Photos by Debra Rothenberg
Without preamble or fuss, Joan Baez strode alone onto the Beacon stage and started the evening off with “Don’t Think Twice,” one of the many Dylan songs she had made famous and vice-versa. Segueing directly into her own “Honest Lullaby,” she skipped over to Phil Ochs’ much-covered “There But for Fortune” before her bandmates entered the stage and she addressed the audience.
Accompanied by Dirk Powell (stunning on fiddle, banjo, mandolin, guitar, accordion, keyboards) and her son, Gabe Harris (percussion), we had attended another “Farewell Concert Tour,” last fall, and while the set list didn’t change much, Baez’s attitude may have improved over the winter. Rather than somewhat melancholy and lobbing digs at her former lover Bob Dylan, this time she seemed very upbeat and only once or twice threw a jab, one being a change in the last line of “Diamonds and Rust,” where she sang “Well, I’ll take the diamonds.”

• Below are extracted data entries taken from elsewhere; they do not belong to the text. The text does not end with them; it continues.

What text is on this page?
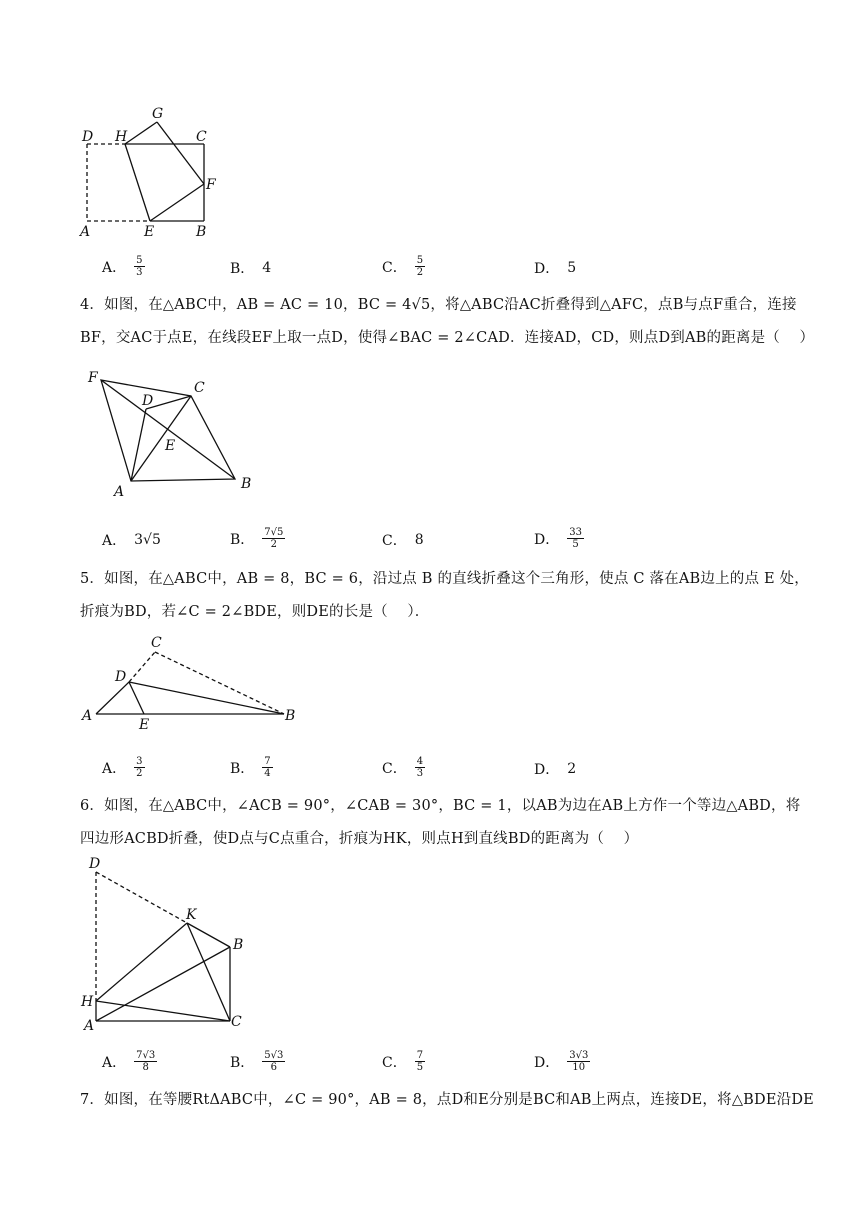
D H
G
C
F
A	E	B
A． $\frac{5}{3}$	B． 4	C． $\frac{5}{2}$	D． 5
4．如图，在△ABC中，AB = AC = 10，BC = 4√5，将△ABC沿AC折叠得到△AFC，点B与点F重合，连接
BF，交AC于点E，在线段EF上取一点D，使得∠BAC = 2∠CAD．连接AD，CD，则点D到AB的距离是（　 ）
F
C
D
E
A	B
A． 3√5	B． $\frac{7√5}{2}$	C． 8	D． $\frac{33}{5}$
5．如图，在△ABC中，AB = 8，BC = 6，沿过点 B 的直线折叠这个三角形，使点 C 落在AB边上的点 E 处，
折痕为BD，若∠C = 2∠BDE，则DE的长是（　 ）．
C
D
A
E
B
A． $\frac{3}{2}$	B． $\frac{7}{4}$	C． $\frac{4}{3}$	D． 2
6．如图，在△ABC中，∠ACB = 90°，∠CAB = 30°，BC = 1，以AB为边在AB上方作一个等边△ABD，将
四边形ACBD折叠，使D点与C点重合，折痕为HK，则点H到直线BD的距离为（　 ）
D
K
B
H
A	C
A． $\frac{7√3}{8}$	B． $\frac{5√3}{6}$	C． $\frac{7}{5}$	D． $\frac{3√3}{10}$
7．如图，在等腰RtΔABC中，∠C = 90°，AB = 8，点D和E分别是BC和AB上两点，连接DE，将△BDE沿DE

That said, the setlist contained a disproportionate number of death-and-downer songs, including Dylan’s “Lily of the West” (murder, betrayal), “Birmingham Sunday,” by her late brother-in-law Richard Farina (blood, assassination in a church), Woody Guthrie’s “Deportees” (plane crash, the anonymity and devaluation of immigrants’ lives), and Simon & Garfunkel’s “The Boxer” (loneliness, a Dreamer’s pain), and a host of others you might want at your wake, but not necessarily at your wedding.
Interestingly, the biggest applause of the night went to “Gracias A La Vida” sung in Spanish so probably only ten percent of the audience understood the words, and “The Boxer,” a relatively new song for the veteran folkie, as was her pal Mary Chapin Carpenter’s tender and melancholy “The Things That We Are Made Of.”
Soon to push 80, Baez is as youthful, beautiful and vibrant as ever. Her famed upper register may have slipped, but her voice now exhibits a richness that more than makes up for it; new silver is bright and shiny, but can’t compare to the beauty of patina and detail that takes years to develop, and that’s Baez today. Maybe this tour and today’s political climate, which she referred to often without preaching, will re-galvanize her, and we’ll be treated to “Farewell Tour II.”
—Suzanne Cadgène
I enjoyed reading most of your review as I was fortunate enough to be at the Beacon for that show. I gather you are relatively new to the Baez scene as there is nothing unusual about most of setlist containing songs that could be interpreted as sad or down or at least about serious topics. Nobody who follows Joan has ever gone to one of her shows expecting a bunch of fluff and “upbeat numbers”. The main reason I am commenting on you review is to tell you that the song you referred to as “Flora” , a Dylan song, is not. It is called “Lily of the West”, it is a traditional folk song which Joan recorded for her second lp Joan Baez Volume 2, released in 1961. That was long before Bob Dylan was known at all.
Barry Lay (huge Baez fan)
Hi Barry, thanks for commenting, appreciate your input. I’m not new to Joan Baez–I’m writing for those who know her and those who don’t, and I think the tone of her set list is important.
You’re right, I did call it “Flora, Lily of the West,” when it is in fact just “Lily of the West,” my apologies. The song is often attributed to Dylan, but you’re probably right, I suspect it is traditional. I would not say, however, that 1961 was “long before Bob Dylan was known at all.” He’d been playing music in clubs for at least a couple of years, and began playing hot Village clubs in January of 1961 (when Joan Baez saw him for the first time), barely three months after she’d released her first album. Four years later, his career eclipsed hers. (Today, I’d rather see her.) -Suzanne C
You can find The Boxer on Joan Baez live album “European Tour” from 1980, so she has played that song for nearly 40 years.